A word is considered definite when it refers to something specific in the world, and indefinite when it does not. For example, “a car” or “cars” do not refer to anything specific in the world and thus both examples are indefinite. Conversely, “my car” or “my cars” both refer to actual objects in the world and thus both examples are definite.
Some forms of definiteness, however, are stronger than others. Take, for example, a situation where two people are enquiring about the whereabouts of a third in a parking lot. Both conversers have cars parked in the lot. Now, if one says to the other, “Zaid is in the car,” Zaid may be in the car of either converser and thus the phrase “the car”, although definite, is slightly ambiguous. On the other hand, if one were to say, “Zaid is in my car,” then there is no ambiguity whatsoever. Hence, although both “the car” and “my car” are definite, the latter is more granular and specific than the former, and thus more definite (not only in this context, but more generally as well).
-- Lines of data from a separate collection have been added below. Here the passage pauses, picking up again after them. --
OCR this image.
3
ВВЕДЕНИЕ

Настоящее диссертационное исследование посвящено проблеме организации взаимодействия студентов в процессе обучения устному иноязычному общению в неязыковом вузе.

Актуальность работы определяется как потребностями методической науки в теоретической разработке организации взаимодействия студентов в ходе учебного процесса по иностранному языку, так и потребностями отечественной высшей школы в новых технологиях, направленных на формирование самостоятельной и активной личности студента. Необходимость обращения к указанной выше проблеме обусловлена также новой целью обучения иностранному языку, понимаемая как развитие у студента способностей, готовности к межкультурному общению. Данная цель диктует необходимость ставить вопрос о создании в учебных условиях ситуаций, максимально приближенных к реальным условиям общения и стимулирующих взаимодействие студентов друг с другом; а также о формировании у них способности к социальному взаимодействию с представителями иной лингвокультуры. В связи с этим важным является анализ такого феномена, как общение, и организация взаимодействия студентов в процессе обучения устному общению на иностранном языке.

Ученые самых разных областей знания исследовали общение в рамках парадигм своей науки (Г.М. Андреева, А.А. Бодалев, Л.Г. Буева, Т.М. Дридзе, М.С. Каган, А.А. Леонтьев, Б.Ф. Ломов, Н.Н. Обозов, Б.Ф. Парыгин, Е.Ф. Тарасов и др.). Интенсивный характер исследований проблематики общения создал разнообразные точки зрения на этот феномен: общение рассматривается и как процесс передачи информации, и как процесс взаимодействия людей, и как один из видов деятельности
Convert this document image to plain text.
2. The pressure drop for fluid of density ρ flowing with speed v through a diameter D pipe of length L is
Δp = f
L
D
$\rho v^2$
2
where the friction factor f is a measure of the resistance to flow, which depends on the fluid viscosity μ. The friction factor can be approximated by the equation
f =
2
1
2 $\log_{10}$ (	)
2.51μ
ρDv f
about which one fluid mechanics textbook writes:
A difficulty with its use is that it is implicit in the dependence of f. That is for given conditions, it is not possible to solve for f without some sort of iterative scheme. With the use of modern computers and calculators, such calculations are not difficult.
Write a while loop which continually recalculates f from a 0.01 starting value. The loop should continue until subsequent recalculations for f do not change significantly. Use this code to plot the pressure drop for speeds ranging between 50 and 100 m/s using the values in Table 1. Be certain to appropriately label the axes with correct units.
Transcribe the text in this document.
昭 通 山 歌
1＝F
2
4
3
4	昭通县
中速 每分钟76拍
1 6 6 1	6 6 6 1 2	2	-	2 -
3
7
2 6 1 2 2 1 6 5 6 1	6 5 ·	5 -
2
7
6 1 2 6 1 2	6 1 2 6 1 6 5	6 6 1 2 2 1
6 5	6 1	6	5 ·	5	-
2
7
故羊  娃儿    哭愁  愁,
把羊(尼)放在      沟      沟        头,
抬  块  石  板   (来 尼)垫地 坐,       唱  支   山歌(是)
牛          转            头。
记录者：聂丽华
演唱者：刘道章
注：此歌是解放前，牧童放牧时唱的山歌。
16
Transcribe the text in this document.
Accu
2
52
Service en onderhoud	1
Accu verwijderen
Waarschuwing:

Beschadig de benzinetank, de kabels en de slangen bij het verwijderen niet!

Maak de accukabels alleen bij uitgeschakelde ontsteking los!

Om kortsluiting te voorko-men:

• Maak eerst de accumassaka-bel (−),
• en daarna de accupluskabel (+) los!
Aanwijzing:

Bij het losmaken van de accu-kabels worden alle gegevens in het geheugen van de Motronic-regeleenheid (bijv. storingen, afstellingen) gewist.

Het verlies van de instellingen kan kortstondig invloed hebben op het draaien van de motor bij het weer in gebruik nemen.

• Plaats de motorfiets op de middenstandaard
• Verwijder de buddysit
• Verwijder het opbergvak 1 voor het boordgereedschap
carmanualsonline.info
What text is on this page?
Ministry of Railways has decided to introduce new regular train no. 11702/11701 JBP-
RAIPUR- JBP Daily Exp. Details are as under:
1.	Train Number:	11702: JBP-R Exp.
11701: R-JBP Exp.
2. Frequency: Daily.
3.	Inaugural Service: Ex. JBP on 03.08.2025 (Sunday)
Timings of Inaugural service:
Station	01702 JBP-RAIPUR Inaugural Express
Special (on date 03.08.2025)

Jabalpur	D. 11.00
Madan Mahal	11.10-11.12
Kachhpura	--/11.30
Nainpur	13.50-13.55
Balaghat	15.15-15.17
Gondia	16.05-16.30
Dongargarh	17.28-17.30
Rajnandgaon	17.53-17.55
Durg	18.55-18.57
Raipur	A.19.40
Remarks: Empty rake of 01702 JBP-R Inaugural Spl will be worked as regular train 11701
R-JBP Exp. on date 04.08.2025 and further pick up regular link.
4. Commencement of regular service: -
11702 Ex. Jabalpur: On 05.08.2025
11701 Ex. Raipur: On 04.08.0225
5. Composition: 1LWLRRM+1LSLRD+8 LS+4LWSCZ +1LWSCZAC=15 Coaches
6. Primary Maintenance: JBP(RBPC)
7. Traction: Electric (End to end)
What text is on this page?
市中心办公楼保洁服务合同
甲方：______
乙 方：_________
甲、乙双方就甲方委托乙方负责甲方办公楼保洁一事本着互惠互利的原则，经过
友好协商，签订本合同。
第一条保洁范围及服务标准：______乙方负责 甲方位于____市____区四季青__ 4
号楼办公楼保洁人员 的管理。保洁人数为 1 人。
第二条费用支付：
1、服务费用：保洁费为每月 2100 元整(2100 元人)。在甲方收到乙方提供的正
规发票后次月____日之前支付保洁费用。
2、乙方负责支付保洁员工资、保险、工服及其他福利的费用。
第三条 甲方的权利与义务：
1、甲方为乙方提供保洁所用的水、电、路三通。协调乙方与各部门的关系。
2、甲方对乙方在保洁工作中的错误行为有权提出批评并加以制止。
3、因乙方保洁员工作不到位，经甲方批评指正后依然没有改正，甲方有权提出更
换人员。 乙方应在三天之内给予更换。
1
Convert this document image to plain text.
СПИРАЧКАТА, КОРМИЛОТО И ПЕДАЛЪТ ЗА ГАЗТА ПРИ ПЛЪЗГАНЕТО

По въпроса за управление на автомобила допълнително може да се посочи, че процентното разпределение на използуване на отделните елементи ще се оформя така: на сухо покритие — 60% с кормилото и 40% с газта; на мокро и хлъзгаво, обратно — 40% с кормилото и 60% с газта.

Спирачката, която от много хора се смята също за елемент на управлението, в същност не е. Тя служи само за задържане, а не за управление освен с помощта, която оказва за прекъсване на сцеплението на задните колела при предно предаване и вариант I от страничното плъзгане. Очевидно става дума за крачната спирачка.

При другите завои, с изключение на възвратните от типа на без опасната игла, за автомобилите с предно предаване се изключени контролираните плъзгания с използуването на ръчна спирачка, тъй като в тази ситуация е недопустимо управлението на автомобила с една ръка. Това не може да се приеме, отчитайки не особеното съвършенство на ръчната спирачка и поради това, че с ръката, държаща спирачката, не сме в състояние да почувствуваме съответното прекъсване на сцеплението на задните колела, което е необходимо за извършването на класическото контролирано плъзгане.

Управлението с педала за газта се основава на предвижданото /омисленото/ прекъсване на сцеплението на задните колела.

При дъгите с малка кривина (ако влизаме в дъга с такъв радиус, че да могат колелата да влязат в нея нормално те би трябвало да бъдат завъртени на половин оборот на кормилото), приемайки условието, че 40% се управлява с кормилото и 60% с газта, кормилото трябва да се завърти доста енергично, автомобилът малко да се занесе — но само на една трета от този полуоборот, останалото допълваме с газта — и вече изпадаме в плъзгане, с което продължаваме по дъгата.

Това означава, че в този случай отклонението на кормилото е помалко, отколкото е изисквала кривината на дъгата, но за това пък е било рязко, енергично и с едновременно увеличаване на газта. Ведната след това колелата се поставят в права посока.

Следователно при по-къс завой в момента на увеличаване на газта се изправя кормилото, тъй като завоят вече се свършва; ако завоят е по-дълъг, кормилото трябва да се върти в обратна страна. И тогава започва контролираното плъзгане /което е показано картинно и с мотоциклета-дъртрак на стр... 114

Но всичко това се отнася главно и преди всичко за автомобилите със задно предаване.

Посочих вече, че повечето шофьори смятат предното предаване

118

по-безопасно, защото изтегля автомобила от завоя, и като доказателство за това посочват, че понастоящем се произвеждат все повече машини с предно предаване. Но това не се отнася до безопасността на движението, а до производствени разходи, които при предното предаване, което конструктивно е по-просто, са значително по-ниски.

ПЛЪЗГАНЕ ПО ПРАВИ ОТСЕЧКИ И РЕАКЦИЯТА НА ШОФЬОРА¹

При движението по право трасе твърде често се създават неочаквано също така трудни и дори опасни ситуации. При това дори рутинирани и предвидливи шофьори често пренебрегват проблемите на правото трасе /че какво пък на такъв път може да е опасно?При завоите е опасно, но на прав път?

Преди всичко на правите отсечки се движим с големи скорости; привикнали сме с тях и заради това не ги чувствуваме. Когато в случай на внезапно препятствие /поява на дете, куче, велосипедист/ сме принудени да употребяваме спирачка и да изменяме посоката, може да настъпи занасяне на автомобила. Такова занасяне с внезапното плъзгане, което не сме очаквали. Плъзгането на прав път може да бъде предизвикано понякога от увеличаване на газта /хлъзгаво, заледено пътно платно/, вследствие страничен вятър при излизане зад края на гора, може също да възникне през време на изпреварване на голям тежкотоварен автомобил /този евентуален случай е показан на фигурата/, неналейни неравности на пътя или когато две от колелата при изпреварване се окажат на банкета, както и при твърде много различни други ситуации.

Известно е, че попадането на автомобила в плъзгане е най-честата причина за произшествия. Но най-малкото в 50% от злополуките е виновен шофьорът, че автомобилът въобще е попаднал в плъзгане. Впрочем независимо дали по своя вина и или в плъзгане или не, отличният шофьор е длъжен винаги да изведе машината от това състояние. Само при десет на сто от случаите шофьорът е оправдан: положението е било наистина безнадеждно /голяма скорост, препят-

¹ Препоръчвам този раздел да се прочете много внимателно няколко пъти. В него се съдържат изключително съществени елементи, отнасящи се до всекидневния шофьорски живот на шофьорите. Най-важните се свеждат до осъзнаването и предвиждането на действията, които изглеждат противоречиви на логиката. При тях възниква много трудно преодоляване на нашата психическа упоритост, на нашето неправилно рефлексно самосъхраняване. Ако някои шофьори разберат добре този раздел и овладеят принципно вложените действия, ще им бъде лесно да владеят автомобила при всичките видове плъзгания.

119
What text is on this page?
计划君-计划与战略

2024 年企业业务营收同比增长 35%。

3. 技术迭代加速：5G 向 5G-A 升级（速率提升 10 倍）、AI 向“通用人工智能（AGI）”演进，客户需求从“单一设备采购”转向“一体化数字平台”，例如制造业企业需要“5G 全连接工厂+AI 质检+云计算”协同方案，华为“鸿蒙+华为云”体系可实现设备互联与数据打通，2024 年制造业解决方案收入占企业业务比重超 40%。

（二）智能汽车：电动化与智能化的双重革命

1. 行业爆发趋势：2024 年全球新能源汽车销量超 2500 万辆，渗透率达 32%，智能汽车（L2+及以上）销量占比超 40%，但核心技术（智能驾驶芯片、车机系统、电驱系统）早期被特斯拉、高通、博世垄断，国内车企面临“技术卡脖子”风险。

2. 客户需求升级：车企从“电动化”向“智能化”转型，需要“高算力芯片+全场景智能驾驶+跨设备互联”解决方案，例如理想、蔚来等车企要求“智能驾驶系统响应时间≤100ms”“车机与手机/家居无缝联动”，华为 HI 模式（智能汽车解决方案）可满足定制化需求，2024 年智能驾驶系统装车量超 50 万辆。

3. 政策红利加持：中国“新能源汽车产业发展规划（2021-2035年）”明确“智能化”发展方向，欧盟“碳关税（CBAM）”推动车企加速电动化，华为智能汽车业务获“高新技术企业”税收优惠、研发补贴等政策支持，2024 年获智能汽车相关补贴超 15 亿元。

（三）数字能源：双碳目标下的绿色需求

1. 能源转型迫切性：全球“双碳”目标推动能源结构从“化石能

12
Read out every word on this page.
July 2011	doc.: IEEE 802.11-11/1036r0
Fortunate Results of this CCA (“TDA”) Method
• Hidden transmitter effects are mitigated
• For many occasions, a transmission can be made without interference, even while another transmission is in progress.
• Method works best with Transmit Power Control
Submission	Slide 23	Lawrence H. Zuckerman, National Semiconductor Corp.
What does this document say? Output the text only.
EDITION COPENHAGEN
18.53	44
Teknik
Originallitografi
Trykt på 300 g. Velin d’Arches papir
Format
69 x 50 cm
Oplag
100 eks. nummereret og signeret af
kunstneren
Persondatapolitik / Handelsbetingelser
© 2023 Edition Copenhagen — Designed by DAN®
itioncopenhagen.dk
Notice that the concept of definiteness applies only to nouns, phrases, and sentences. This is because verbs and particles don’t have entities in the external world to begin with. Nouns, phrases, and sentences are the only forms of speech that correspond to objects/concepts in the real world.
In Arabic, words, phrases, and sentences are indefinite by default. In order to become definite, they must fall into one of the following categories. These categories are listed in the order of their granularity with the ones at the top being the weakest forms of definiteness.
1. a word made definite by means of the definite article ال (Al)
compare “a car” with “the car”
2. a sentence made definite by means of a relative pronoun
compare “the car was driven” with “the car that was driven”
3. demonstrative pronouns
4. proper nouns
5. personal pronouns
“he”, “I”, “you”
6. objects of vocation
7. a noun which is possessive to any of the above
compare “a car” with “Zaid’s car”
8. a special category
If a part of speech does not fall into one of these categories, it is indefinite.
The Definite Article
the definite article
a word made definite by the definite article
Al (ال) is a particle (حرف) in the Arabic language which is prefixed to nouns in order to render them definite. For example, the word “دراجة” (a bicycle) is indefinite by default but may be rendered definite by prefixing it with Al; “الدراجة” (the bicycle).
Although Al is a particle, it is typically treated as a prefix. Therefore, it is not considered when listing words in alphabetical order, it is not counted among the number of words in a phrase or sentence, and some dictionaries may not even reserve an entry for it.
Al is actually only one letter; the لام. Since this لام is without vowel, an eliding Hamza is required if speech is initiated with this particle. This is the only eliding Hamza in the language that is given a فتحة.
The letters of the Arabic alphabet are divided into two groups with respect to this particle; the sun letters and the moon letters. If Al is prefixed to a noun which starts with a moon letter, the لام is pronounced as expected (as in al-Qamar). And if it is prefixed to a noun which begins with a sun letter, the لام will geminate with that letter (as in ash-Shams).
ء ب ج ح خ ع غ ف ق ك م ه و ي
ت ث د ذ ر ز س ش ص ض ط ظ ل ن
In its capacity as the definite article, Al has two major functions. The first is to cause its noun to refer to something that has been mentioned. For example, “أرسلنا إلى فرعون رسولا. فعصى فرعون الرسول” (We sent to Pharaoh a messenger. But Pharaoh disobeyed the messenger.) In this statement, “the messenger” in the second sentence refers to the messenger that was spoken of in the first. And the second function of Al is to cause its noun to refer to something that, although not mentioned, is understood between the speaker and the listener. For example, when one says “المدينة” (the city), it is clear that the city being referred to is Medina of the Prophet (PBUH). Although nowhere in the speech has this been stated, yet it is agreed upon between the conversing parties.
Another function of Al is to refer to an entire class of things. For example, we may say that “the lion is a ferocious animal.” There is no particular lion to which we are referring; thus the purpose of the word “the” is to refer to the entire genus known as ‘lion’. Similarly, in Arabic, “إن الإنسان لفي خسر” (verily Man is in loss); here the ال on إنسان is not used to reference a particular human being, rather the entire class of humans. In this capacity, Al does not render the noun to which it is prefixed definite for obvious reasons; why?
Finally, another relatively common function of Al is to encompass all the individuals of the class which the noun to which it is prefixed represents. For example, “الحمد لله” (all praise is for Allah.) Here the Al is not referring to a particular praise, or a particular type of praise. Rather, it means all praise.